The "Light" core, officially titled "Light in the Physical and Biological Worlds," is taught by Osgood, Long, Fernald and Pat Burchat, an associate professor of physics who is also a particle physicist at the Stanford Linear Accelerator Center and who has taught an earlier course for non-majors on the physics of light. Students have moved from waves and particles to molecules to how light is perceived by the eye, with discussions along the way of evolution, genetics, the greenhouse effect, photography and laser holography.
"Light" core students viewed Impressionist paintings to learn the physics of color. As an entree into genetics, they learned about mutations caused by ultraviolet light. They studied the chirp rate of the snow tree cricket as an example of exponential functions. They conducted a range of experiments with their pinhole cameras, then presented scientific "poster sessions" and conducted scientific peer reviews of the results.
As the Science Core's resident mathematician, Osgood was particularly concerned about working math into the curriculum he coined the phrase "math in the service of science" to describe the emphasis that he sought. He said he was surprised at how little math was needed to get most concepts across. "I had envisioned this as a stealth course in calculus," he said. "Instead, the most useful mathematical concepts turned out to be from probability and statistics."
However, faculty in all three cores said they see a number of ways that more math can be worked in.
"Just plain smart"
A major uncertainty for planners of the Science Core was the question of student preparation. Most introductory science courses require students to come with prerequisite credits in science and math. The faculty worried they could not meet the needs of both the most and the least prepared.

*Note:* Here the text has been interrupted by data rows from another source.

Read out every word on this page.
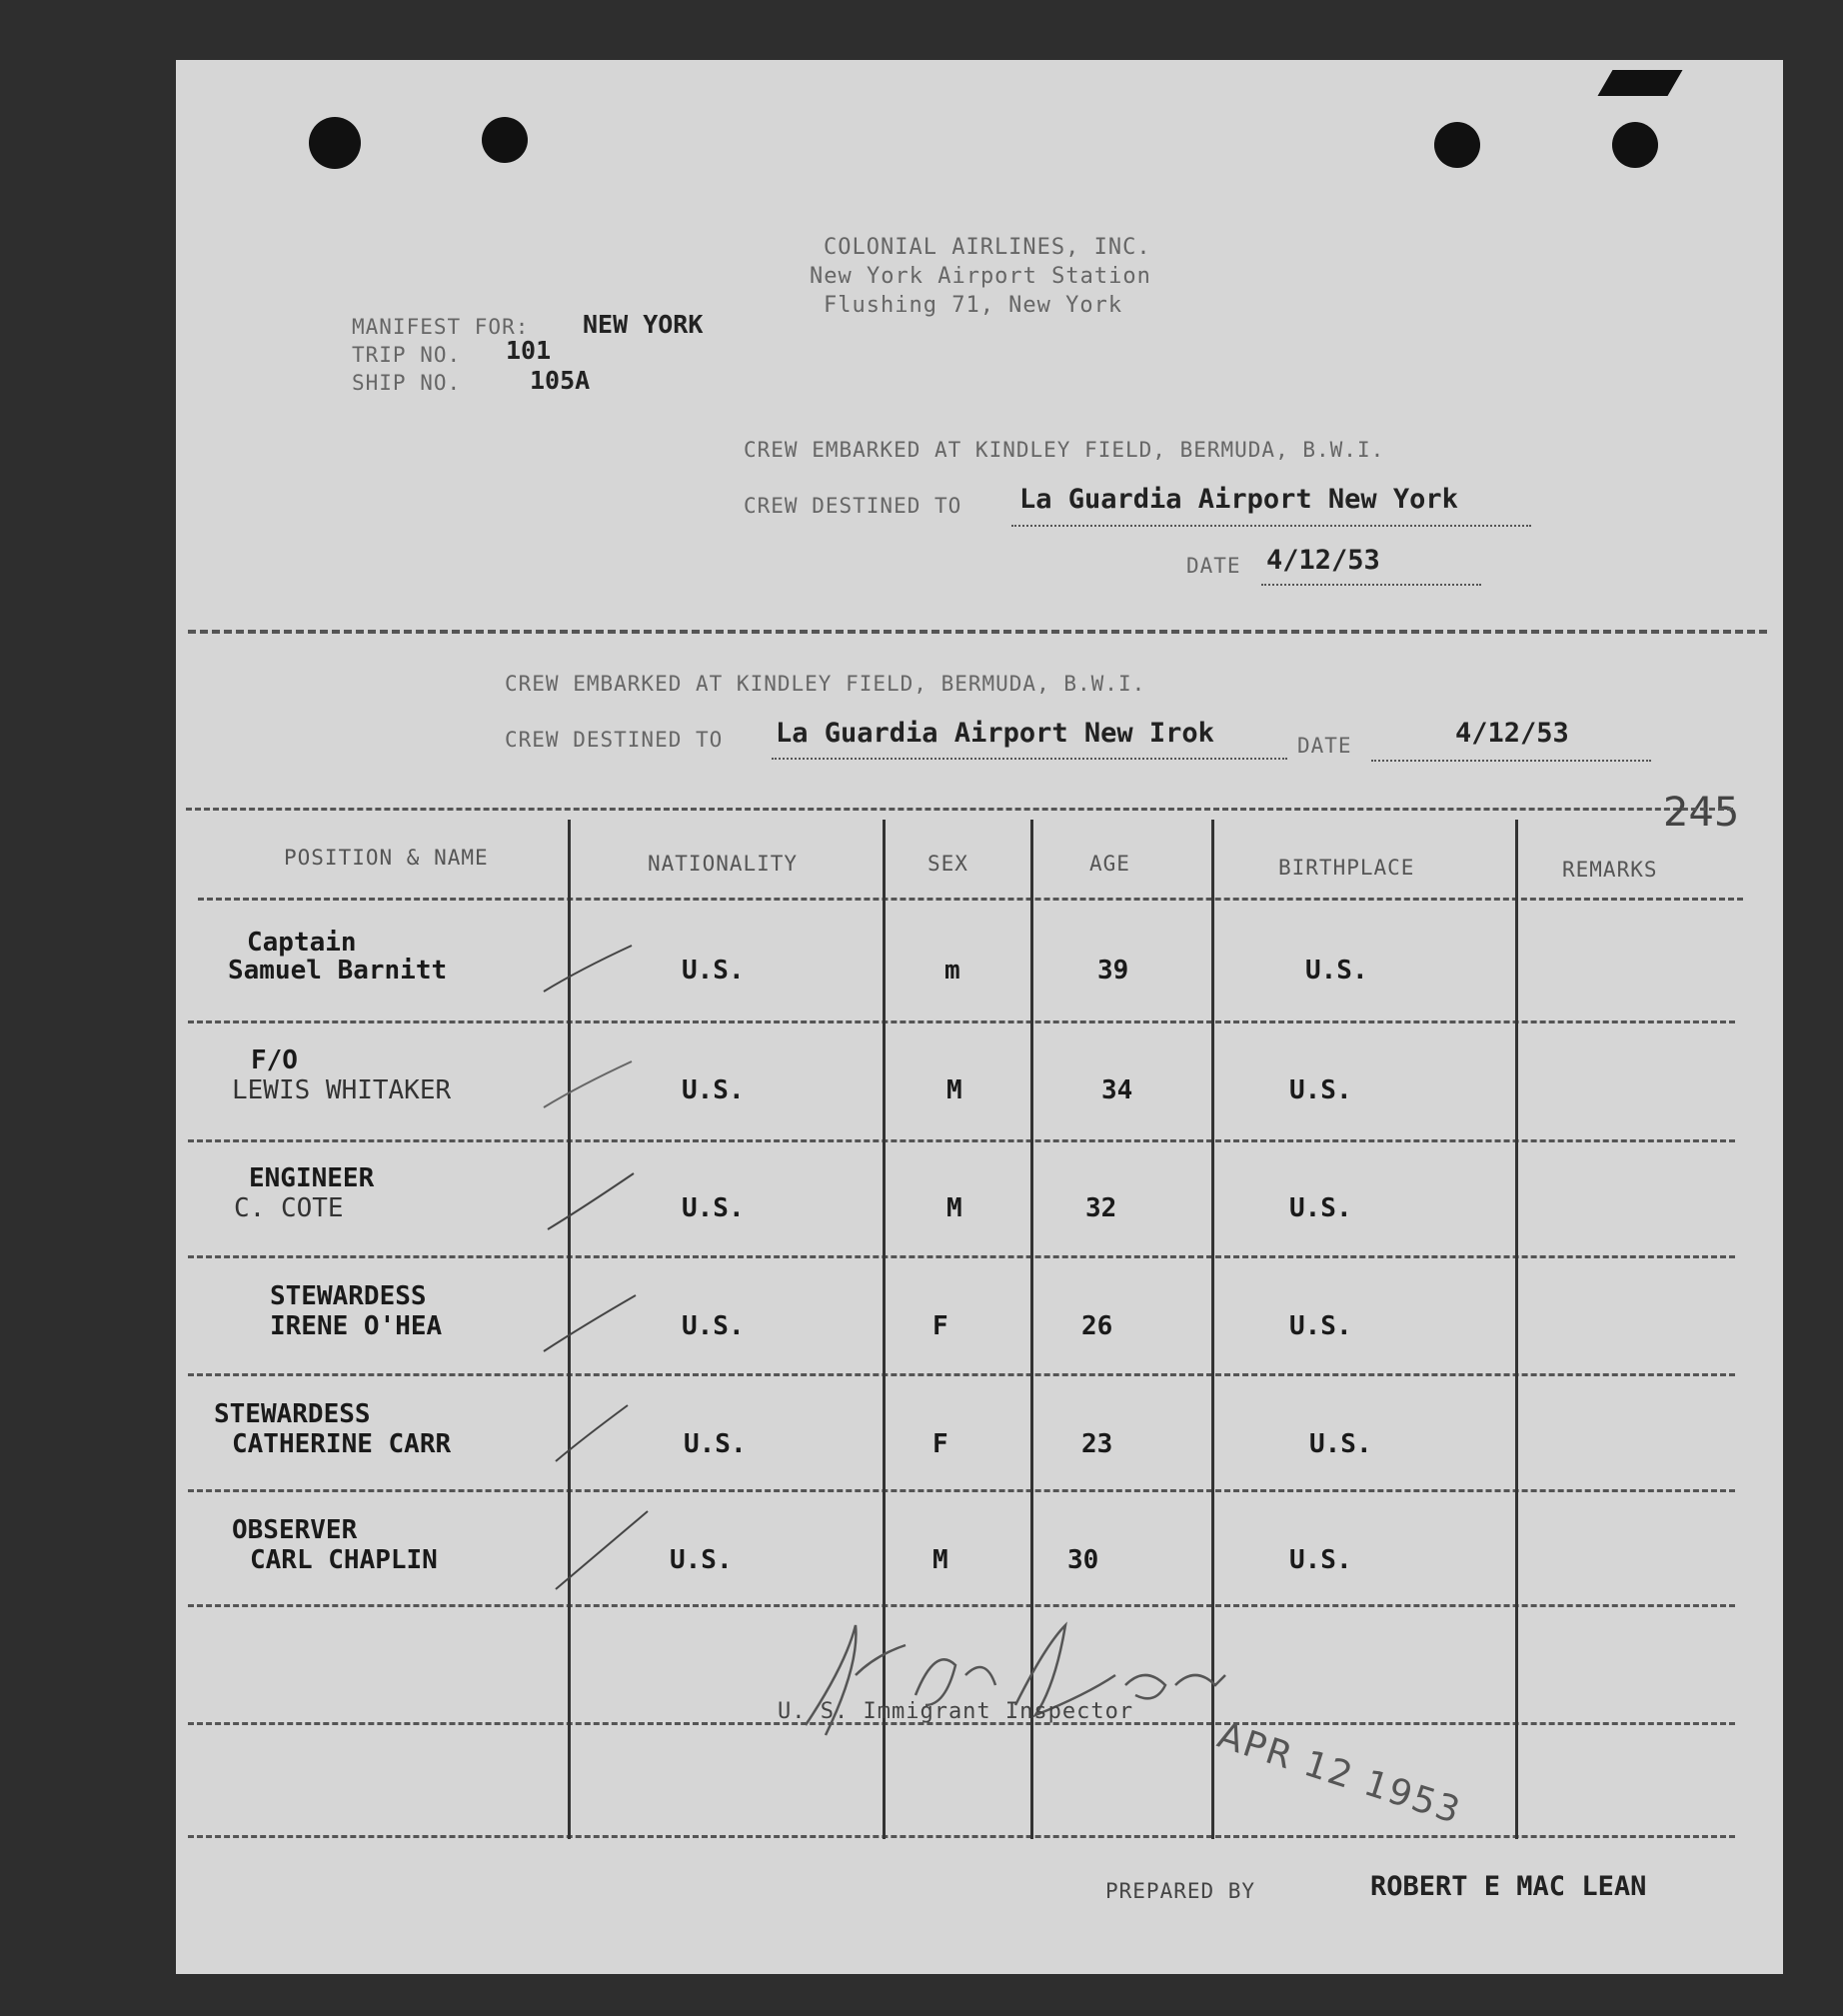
COLONIAL AIRLINES, INC.
New York Airport Station
Flushing 71, New York
MANIFEST FOR: NEW YORK
TRIP NO. 101
SHIP NO.	105A
CREW EMBARKED AT KINDLEY FIELD, BERMUDA, B.W.I.
CREW DESTINED TO La Guardia Airport New York
DATE 4/12/53
CREW EMBARKED AT KINDLEY FIELD, BERMUDA, B.W.I.
CREW DESTINED TO La Guardia Airport New Irok	DATE	4/12/53
245
POSITION & NAME	NATIONALITY	SEX	AGE	BIRTHPLACE	REMARKS
Captain
Samuel Barnitt	U.S.	m	39	U.S.
F/O
LEWIS WHITAKER	U.S.	M	34	U.S.
ENGINEER
C. COTE	U.S.	M	32	U.S.
STEWARDESS
IRENE O'HEA	U.S.	F	26	U.S.
STEWARDESS
CATHERINE CARR	U.S.	F	23	U.S.
OBSERVER
CARL CHAPLIN	U.S.	M	30	U.S.
U. S. Immigrant Inspector
APR 12 1953
PREPARED BY	ROBERT E MAC LEAN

The course they designed has been hard work for some students, but of the 90 who signed up for the year-long commitment to the three cores, all but 10 have stayed on. A few of the dropouts were converts to science, inspired enough by what they learned to decide they wanted to major in some scientific field. Others had a range of reasons for quitting. According to Osgood, one young woman's letter of resignation stated, "I understand the philosophy behind the course. It's just not my learning style."

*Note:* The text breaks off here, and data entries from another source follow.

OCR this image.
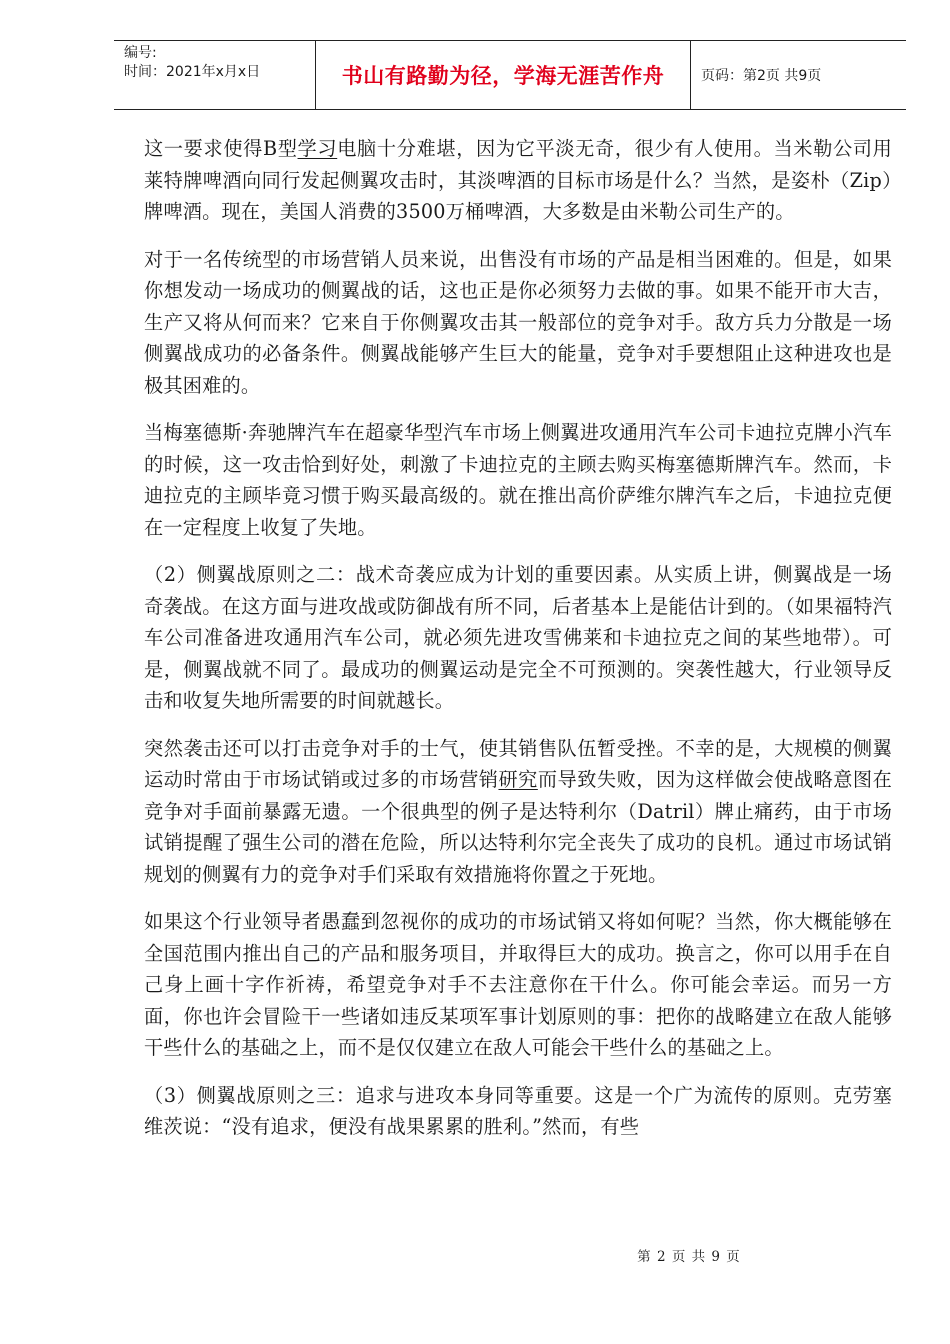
编号:
时间：2021年x月x日	书山有路勤为径，学海无涯苦作舟	页码：第2页 共9页

这一要求使得B型学习电脑十分难堪，因为它平淡无奇，很少有人使用。当米勒公司用莱特牌啤酒向同行发起侧翼攻击时，其淡啤酒的目标市场是什么？当然，是姿朴（Zip）牌啤酒。现在，美国人消费的3500万桶啤酒，大多数是由米勒公司生产的。

对于一名传统型的市场营销人员来说，出售没有市场的产品是相当困难的。但是，如果你想发动一场成功的侧翼战的话，这也正是你必须努力去做的事。如果不能开市大吉，生产又将从何而来？它来自于你侧翼攻击其一般部位的竞争对手。敌方兵力分散是一场侧翼战成功的必备条件。侧翼战能够产生巨大的能量，竞争对手要想阻止这种进攻也是极其困难的。

当梅塞德斯·奔驰牌汽车在超豪华型汽车市场上侧翼进攻通用汽车公司卡迪拉克牌小汽车的时候，这一攻击恰到好处，刺激了卡迪拉克的主顾去购买梅塞德斯牌汽车。然而，卡迪拉克的主顾毕竟习惯于购买最高级的。就在推出高价萨维尔牌汽车之后，卡迪拉克便在一定程度上收复了失地。

（2）侧翼战原则之二：战术奇袭应成为计划的重要因素。从实质上讲，侧翼战是一场奇袭战。在这方面与进攻战或防御战有所不同，后者基本上是能估计到的。（如果福特汽车公司准备进攻通用汽车公司，就必须先进攻雪佛莱和卡迪拉克之间的某些地带）。可是，侧翼战就不同了。最成功的侧翼运动是完全不可预测的。突袭性越大，行业领导反击和收复失地所需要的时间就越长。

突然袭击还可以打击竞争对手的士气，使其销售队伍暂受挫。不幸的是，大规模的侧翼运动时常由于市场试销或过多的市场营销研究而导致失败，因为这样做会使战略意图在竞争对手面前暴露无遗。一个很典型的例子是达特利尔（Datril）牌止痛药，由于市场试销提醒了强生公司的潜在危险，所以达特利尔完全丧失了成功的良机。通过市场试销规划的侧翼有力的竞争对手们采取有效措施将你置之于死地。

如果这个行业领导者愚蠢到忽视你的成功的市场试销又将如何呢？当然，你大概能够在全国范围内推出自己的产品和服务项目，并取得巨大的成功。换言之，你可以用手在自己身上画十字作祈祷，希望竞争对手不去注意你在干什么。你可能会幸运。而另一方面，你也许会冒险干一些诸如违反某项军事计划原则的事：把你的战略建立在敌人能够干些什么的基础之上，而不是仅仅建立在敌人可能会干些什么的基础之上。

（3）侧翼战原则之三：追求与进攻本身同等重要。这是一个广为流传的原则。克劳塞维茨说：“没有追求，便没有战果累累的胜利。”然而，有些

第 2 页 共 9 页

Walbot said the concerns about the students' level of preparation were probably unfounded: Even if they don't plan to be science majors, most had taken advanced placement science and math courses in high school.
"These are Stanford students," Simoni agreed. "They are just plain smart, and that makes them fun to teach."
The course has three years to prove itself. Osgood, its chief booster, admits that proof is by no means a sure thing. It will not be sufficient to meet all the faculty's high ambitions for quality, he says, unless new professors can be persuaded to take up the baton as the originators shift to other assignments.
And someone faculty and student "SME survivors" alike must persuade a substantial number of humanities majors to commit three quarters in a row to this sequence. A ratio of 80 students to 16 faculty is great in the startup year, says Simoni. "but to succeed, this course has to be cost effective."